Pool skills as beautiful as yours deserve a pretty table.
Gotham City Billiards has it — a decades-old, hand crafted Vitalie that’s so beautiful that no one even wants to play on it.
“People are scared of the table,” said co-owner Isabella Buckley. “You have to be very, very good.”
If you’re not as good, take a regular table — and thanks to Gotham City’s 1,000 instructional books, you can get ready for the big time.
Gotham City Billiards [93 Avenue U between W. Ninth and W. 10th streets in Gravesend, (718) 714-1002]. Rates: Before 6 pm, $4.50 per person per hour; after 6 pm, $5.
You can’t talk about pool in Brooklyn unless you talk about Hall of Fame Billiards.
Not only is it one of the oldest pool halls in the city, but it’s owned by the best female pool player ever — the Brooklyn native, Jean Balukas (see interview).
Sure, Balukas won the US Open at age 13 and later became a five-time Player of the Year — but she got her start right here, playing at age 4 at the 45-year-old pool hall owned by her dad.
Today, Balukas still presides over its 42 pool tables and six Ping Pong tables — and maintains the no booze rule.
Hall of Fame Billiards [505 Ovington Ave. at Fifth Avenue in Bay Ridge, (718) 921-2694]. Rates: Monday–Thursday, $10 per table per hour. Friday-Sunday, $12.
Ocean’s 8 in Park Slope fully demonstrates the transformation of the sport that followed the release of “The Color of Money” in 1986. As a result of Tom Cruise and Paul Newman shooting rack after rack (and always getting the girl, by the way), pool took a huge leap in popularity that encouraged old-style pool halls to get with the smoke-free times.

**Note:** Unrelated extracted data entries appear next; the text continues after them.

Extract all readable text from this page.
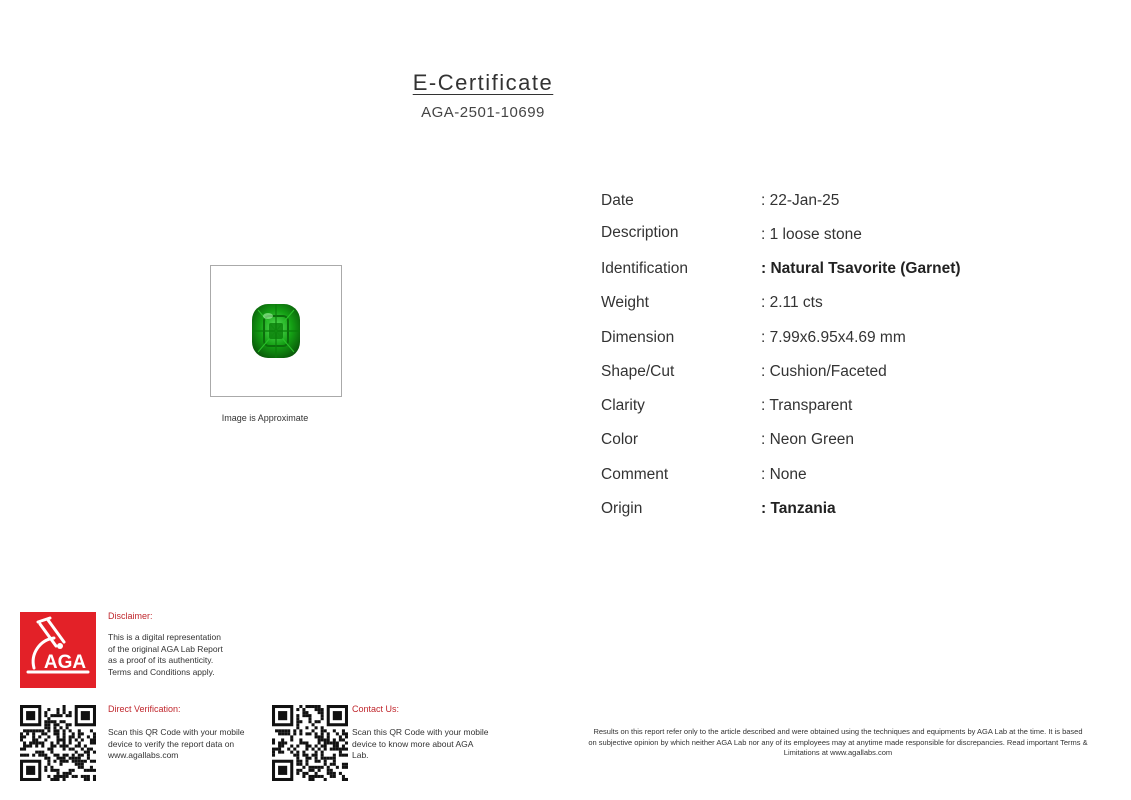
E-Certificate
AGA-2501-10699
Image is Approximate
Date	: 22-Jan-25
Description	: 1 loose stone
Identification	: Natural Tsavorite (Garnet)
Weight	: 2.11 cts
Dimension	: 7.99x6.95x4.69 mm
Shape/Cut	: Cushion/Faceted
Clarity	: Transparent
Color	: Neon Green
Comment	: None
Origin	: Tanzania
AGA
Disclaimer:
This is a digital representation
of the original AGA Lab Report
as a proof of its authenticity.
Terms and Conditions apply.
Direct Verification:
Scan this QR Code with your mobile
device to verify the report data on
www.agallabs.com
Contact Us:
Scan this QR Code with your mobile
device to know more about AGA
Lab.
Results on this report refer only to the article described and were obtained using the techniques and equipments by AGA Lab at the time. It is based
on subjective opinion by which neither AGA Lab nor any of its employees may at anytime made responsible for discrepancies. Read important Terms &
Limitations at www.agallabs.com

At Ocean’s 8, that means a full sports bar, plus 27 pool tables, six Ping Pong tables, three air hockey tables, and two bowling lanes.
This place has a lively social scene even without the table games.

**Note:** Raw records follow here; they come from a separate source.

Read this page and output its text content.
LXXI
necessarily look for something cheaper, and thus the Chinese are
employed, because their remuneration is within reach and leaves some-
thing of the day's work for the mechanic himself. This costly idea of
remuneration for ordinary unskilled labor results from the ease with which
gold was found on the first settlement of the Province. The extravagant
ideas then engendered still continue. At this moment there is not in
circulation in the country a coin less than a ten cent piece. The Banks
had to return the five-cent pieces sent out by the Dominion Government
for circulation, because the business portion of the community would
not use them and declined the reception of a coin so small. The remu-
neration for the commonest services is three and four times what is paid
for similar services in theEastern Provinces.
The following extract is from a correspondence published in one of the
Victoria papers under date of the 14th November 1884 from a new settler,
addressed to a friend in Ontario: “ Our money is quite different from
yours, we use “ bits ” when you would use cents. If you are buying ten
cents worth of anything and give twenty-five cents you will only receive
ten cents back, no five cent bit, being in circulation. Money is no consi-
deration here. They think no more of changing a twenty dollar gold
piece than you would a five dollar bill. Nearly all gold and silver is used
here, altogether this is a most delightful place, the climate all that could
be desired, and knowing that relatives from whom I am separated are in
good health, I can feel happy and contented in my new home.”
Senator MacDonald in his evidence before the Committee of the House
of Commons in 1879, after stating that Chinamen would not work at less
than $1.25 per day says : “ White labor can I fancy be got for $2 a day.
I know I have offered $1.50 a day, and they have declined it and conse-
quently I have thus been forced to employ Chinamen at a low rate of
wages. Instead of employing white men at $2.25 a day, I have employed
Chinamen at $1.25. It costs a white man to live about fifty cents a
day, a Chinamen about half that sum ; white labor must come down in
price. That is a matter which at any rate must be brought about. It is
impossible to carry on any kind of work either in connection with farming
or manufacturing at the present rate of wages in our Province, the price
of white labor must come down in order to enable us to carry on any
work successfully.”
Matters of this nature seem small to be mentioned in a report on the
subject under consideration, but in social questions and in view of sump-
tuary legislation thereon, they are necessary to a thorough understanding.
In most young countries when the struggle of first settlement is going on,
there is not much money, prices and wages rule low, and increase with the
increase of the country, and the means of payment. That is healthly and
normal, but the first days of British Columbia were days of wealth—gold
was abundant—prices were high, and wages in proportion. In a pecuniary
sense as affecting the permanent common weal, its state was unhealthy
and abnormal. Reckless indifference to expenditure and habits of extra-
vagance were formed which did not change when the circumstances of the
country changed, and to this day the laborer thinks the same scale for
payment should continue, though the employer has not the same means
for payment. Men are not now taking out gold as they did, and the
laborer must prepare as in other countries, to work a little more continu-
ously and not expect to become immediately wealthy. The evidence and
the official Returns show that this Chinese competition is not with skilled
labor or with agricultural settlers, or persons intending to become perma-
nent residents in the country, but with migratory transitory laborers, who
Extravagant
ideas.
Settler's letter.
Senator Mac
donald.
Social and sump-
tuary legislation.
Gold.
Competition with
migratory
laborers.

Formerly Brownstone Billiards, owner Frank Violante grew up with pool.
“I remember the real pool hall; if you talked, you were thrown out,” he said. “But the game has changed and we had to change with the times or pack up. You can bring four people here and every one of them can play a different sport, eat, and drink. In golf, they call it a hole-in-one, but here I call it an all-in-one.”
To celebrate the joint’s 20th anniversary, everything from billiards to burgers is 20 percent off on Tuesdays for the rest of the year.